Principles of Giving Feedback
Source: Coalition of Essential Schools
Constructive feedback is indispensable to productive collaboration. Positive feedback is easy to give and to receive; when the response highlights a need to improve it is harder to say and much harder to hear. When it is done properly, feedback is a very specific kind of communication: it focuses on sharing with another person the impact of their behavior and has as its purpose helping that person become more effective. Feedback is most useful when it is audible, credible, and actionable. Following the guidelines below will help you achieve that goal.
1. Give it with care. To be useful, feedback requires the giver to want to help, not hurt, the other person.
2. Let the recipient invite it. Feedback is most effective when the receiver has invited the comments. Doing so indicates that the receiver is ready to hear the feedback and gives that person an opportunity to specify areas of interest and concern.
3. Be specific. Good feedback deals clearly with particular incidents and behavior. Making vague or woolly statements is of little value. The most helpful feedback is concrete and covers the area of interest specified by the receiver.
4. Include feelings. Effective feedback requires more than a simple statement of observed behaviors. It is important to express how you felt so the receiver can judge the full impact of the behavior being discussed. For example, you might say, "When you come late to meetings, I feel angry and frustrated because..."

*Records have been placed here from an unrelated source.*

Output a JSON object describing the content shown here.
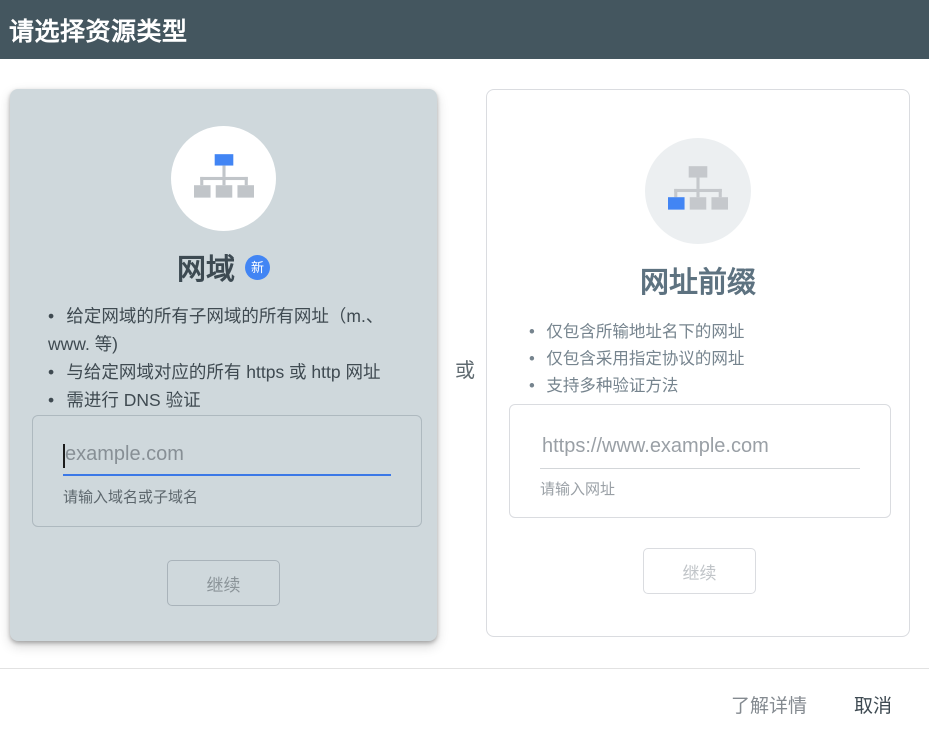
{
  "header": {
    "title": "请选择资源类型"
  },
  "separator": {
    "label": "或"
  },
  "domain_card": {
    "title": "网域",
    "badge": "新",
    "icon": "sitemap-icon-root-highlighted",
    "bullets": [
      "给定网域的所有子网域的所有网址（m.、www. 等)",
      "与给定网域对应的所有 https 或 http 网址",
      "需进行 DNS 验证"
    ],
    "input": {
      "value": "",
      "placeholder": "example.com",
      "helper": "请输入域名或子域名"
    },
    "continue_label": "继续"
  },
  "url_prefix_card": {
    "title": "网址前缀",
    "icon": "sitemap-icon-leaf-highlighted",
    "bullets": [
      "仅包含所输地址名下的网址",
      "仅包含采用指定协议的网址",
      "支持多种验证方法"
    ],
    "input": {
      "value": "",
      "placeholder": "https://www.example.com",
      "helper": "请输入网址"
    },
    "continue_label": "继续"
  },
  "footer": {
    "learn_more": "了解详情",
    "cancel": "取消"
  },
  "colors": {
    "accent_blue": "#4285f4",
    "header_bg": "#44565f",
    "selected_card_bg": "#cfd8dc",
    "icon_gray": "#c1c5c9"
  }
}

5. Avoid evaluative judgments. The most useful feedback describes behaviors without value labels such as "irresponsible," "unprofessional," or even "good" and "bad." If the recipient asks you to make a judgment, be sure to state clearly that this is your opinion.
6. Speak for yourself. When giving feedback, be sure to discuss only things you have witnessed. Do not refer to absent or anonymous people (e.g. "A lot of people didn't like it...")
7. Pick an appropriate time and place. The most useful feedback is given at a time and in a place that make it easy for the receiver to hear it, e.g. away from other people and distractions. It should also be given sufficiently close to the particular event being discussed for the event to be fresh in the mind.
8. Make the feedback readily actionable. To be most useful, feedback should concern behavior that can be changed by the receiver. Feedback concerning matters outside the control of the receiver is less useful and often causes resentment.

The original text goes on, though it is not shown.